Ryan groaned, moving toward his private study off the Oval. Arnie never wanted him to watch TV when good news was breaking.

“Some kind of bombing,” van Damm continued.

Ryan’s stomach tightened at the word. “Any of our people?” It was always his first question.

Van Damm shook his head. “A meeting of agricultural ministers, I guess. No U.S. representatives were present.” The CoS scratched his bald head. “I’m not sure why, but Foreign Minister Li was there. It’s unspooling even as we speak. Unconfirmed number of dead.”

Arnie followed Ryan into the small study down a short hall off the Oval Office. He picked up the remote because God forbid Ryan should have to turn on his own television.

They stood together in silence for a time and watched live reports of shaky cell phone footage. The plate-glass windows in the front of what looked like a restaurant had been shattered. Uniformed men and women appeared to be moving in all directions. Two fire trucks were parked out front, their lights pulsing in the evening darkness, causing the video footage to flare dramatically. Ambulances rolled up on scene, motioned forward by the uniforms. The commentary was in Spanish, and an American news anchor did her best to repeat a whole lot of nothing over and over again. What else could she do? Nothing was precisely what everyone in the United States knew at this point.

Arnie asked, “Shall I round up the NSC? The Principal Committee, at least?”

The Principal Committee was an abbreviated version of the National Security Council — consisting of the DNI, the chairman of the Joint Chiefs, D/CIA, and a handful of cabinet secretaries. They could convene in the Situation Room, but the number was small enough that they could meet in his office.

Ryan thought over the value of calling in even the abbreviated committee on a Saturday evening. “No Americans are involved?”

“Not to my knowledge,” Arnie said.

“But China again…”

“Yep.”

Ryan watched two Argentine firefighters carry a body out of the restaurant in a bag. He shook his head. “No,” he said. “Let’s just get Mary Pat on the line for now.
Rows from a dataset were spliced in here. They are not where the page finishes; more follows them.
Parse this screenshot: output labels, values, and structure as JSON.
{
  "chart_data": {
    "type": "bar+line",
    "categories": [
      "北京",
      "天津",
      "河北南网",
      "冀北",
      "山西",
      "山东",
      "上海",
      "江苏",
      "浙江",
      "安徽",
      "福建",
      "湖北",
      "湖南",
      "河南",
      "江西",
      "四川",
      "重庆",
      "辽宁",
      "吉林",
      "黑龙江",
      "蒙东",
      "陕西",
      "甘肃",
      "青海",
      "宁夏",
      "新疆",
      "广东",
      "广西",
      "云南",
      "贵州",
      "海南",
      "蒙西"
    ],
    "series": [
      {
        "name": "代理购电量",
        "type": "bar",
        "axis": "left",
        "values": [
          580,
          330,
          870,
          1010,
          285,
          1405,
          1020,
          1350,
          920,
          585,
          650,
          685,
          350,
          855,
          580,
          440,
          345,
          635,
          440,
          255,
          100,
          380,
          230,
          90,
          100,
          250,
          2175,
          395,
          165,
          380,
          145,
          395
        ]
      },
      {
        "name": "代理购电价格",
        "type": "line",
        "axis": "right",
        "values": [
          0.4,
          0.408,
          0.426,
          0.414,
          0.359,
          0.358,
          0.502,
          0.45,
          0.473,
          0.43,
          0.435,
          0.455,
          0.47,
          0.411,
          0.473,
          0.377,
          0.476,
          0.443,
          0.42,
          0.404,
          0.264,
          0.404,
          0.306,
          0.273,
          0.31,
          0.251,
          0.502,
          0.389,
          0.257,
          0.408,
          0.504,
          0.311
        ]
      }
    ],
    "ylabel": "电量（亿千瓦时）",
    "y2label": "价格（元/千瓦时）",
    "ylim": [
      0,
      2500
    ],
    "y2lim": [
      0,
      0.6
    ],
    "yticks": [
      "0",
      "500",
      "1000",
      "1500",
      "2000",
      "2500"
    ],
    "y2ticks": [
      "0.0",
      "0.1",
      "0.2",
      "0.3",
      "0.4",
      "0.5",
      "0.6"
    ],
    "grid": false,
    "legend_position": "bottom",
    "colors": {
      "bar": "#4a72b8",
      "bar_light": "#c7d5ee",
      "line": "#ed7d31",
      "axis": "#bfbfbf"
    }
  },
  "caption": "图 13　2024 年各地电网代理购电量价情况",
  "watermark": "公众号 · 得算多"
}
I want to run a couple things by her.”

Van Damm sat down at the small desk in the cramped study and went to work getting in touch with the DNI while Ryan sat back on one of the two tufted leather chairs to watch the coverage from Buenos Aires. The news crawl along the bottom of the screen carried the BREAKING NEWS message, but with nothing but amateur video coming in, there was little to report. The crawl repeated headlines from the last few hours, including news of Typhoon Catelyn gathering strength two hundred nautical miles east of Okinawa. He’d already been briefed on what was then Tropical Storm Catelyn when it narrowly missed the U.S. Naval base on Guam. Now the damn thing had turned north toward Yokosuka, Japan.

“I have MP,” Arnie said. “Want me to put her on speaker?”

Ryan shook his head. “On second thought, go ahead and patch in Bob Burgess, too. I’d like to get a sitrep on the safety of the Seventh Fleet while we’re at it.”